We need to combine the multiple csv folders of tweet ids into one big one to then randomlly select tweets to hydrate.

In [14]:
def flatten(directory):
    for dirpath, _, filenames in os.walk(directory, topdown=False):
        for filename in filenames:
            i = 0
            source = os.path.join(dirpath, filename)
            target = os.path.join(directory, filename)

            while os.path.exists(target):
                i += 1
                file_parts = os.path.splitext(os.path.basename(filename))

                target = os.path.join(
                    directory,
                    file_parts[0] + "_" + str(i) + file_parts[1],
                )

            shutil.move(source, target)

            print("Moved ", source, " to ", target)

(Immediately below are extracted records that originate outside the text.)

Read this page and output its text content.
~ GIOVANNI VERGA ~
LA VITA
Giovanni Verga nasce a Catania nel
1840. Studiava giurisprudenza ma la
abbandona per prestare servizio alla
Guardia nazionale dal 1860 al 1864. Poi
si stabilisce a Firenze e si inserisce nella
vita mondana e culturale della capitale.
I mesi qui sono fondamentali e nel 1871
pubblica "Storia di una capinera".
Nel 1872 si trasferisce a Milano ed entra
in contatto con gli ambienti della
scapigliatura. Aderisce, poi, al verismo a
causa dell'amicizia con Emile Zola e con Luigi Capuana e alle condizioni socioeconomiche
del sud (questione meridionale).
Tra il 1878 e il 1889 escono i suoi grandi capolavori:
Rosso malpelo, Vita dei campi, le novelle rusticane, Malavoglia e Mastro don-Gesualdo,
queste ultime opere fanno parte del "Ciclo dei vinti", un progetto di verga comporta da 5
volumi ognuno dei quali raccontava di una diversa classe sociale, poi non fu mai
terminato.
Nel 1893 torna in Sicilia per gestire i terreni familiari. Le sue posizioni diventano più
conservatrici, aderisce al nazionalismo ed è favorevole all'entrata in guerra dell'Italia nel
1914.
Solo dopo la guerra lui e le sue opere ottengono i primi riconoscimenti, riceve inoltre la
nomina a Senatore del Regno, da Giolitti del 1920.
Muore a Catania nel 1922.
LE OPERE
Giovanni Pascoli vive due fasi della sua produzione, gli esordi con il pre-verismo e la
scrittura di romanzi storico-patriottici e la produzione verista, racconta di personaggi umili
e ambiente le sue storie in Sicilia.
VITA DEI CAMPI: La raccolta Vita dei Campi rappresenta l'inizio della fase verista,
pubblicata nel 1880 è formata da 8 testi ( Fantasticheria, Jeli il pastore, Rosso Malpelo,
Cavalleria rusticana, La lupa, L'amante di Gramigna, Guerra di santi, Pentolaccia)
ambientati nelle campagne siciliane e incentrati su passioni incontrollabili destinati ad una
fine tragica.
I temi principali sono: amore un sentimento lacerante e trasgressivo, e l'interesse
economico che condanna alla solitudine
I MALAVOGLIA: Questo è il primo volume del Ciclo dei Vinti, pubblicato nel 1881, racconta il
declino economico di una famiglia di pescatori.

        if dirpath != directory:
            os.rmdir(dirpath)

            print("Deleted ", dirpath)

#credit to: https://amitd.co/code/python/flatten-a-directory

In [15]:
flatten(os.path.dirname("/Users/dmusa/Documents/UCSD/2021-2022/DDS_BLM/BLM_Tweets/twitter"))

In [16]:
tweets_path = "/Users/dmusa/Documents/UCSD/2021-2022/DDS_BLM/BLM_Tweets/"
file_list = [tweets_path + f for f in os.listdir(tweets_path)]
csv_list = []

FileNotFoundError: [WinError 3] The system cannot find the path specified: '/Users/dmusa/Documents/UCSD/2021-2022/DDS_BLM/BLM_Tweets/'

In [None]:
for file in sorted(file_list):
    csv_list.append(pd.read_csv(file).assign(File_Name = os.path.basename(file)))

csv_merged = pd.concat(csv_list, ignore_index=True)
csv_merged.to_csv(tweets_path + 'tweets_id_full.csv', index=False)

Tweet IDs successfully merged into one big CSV ready to be permutated.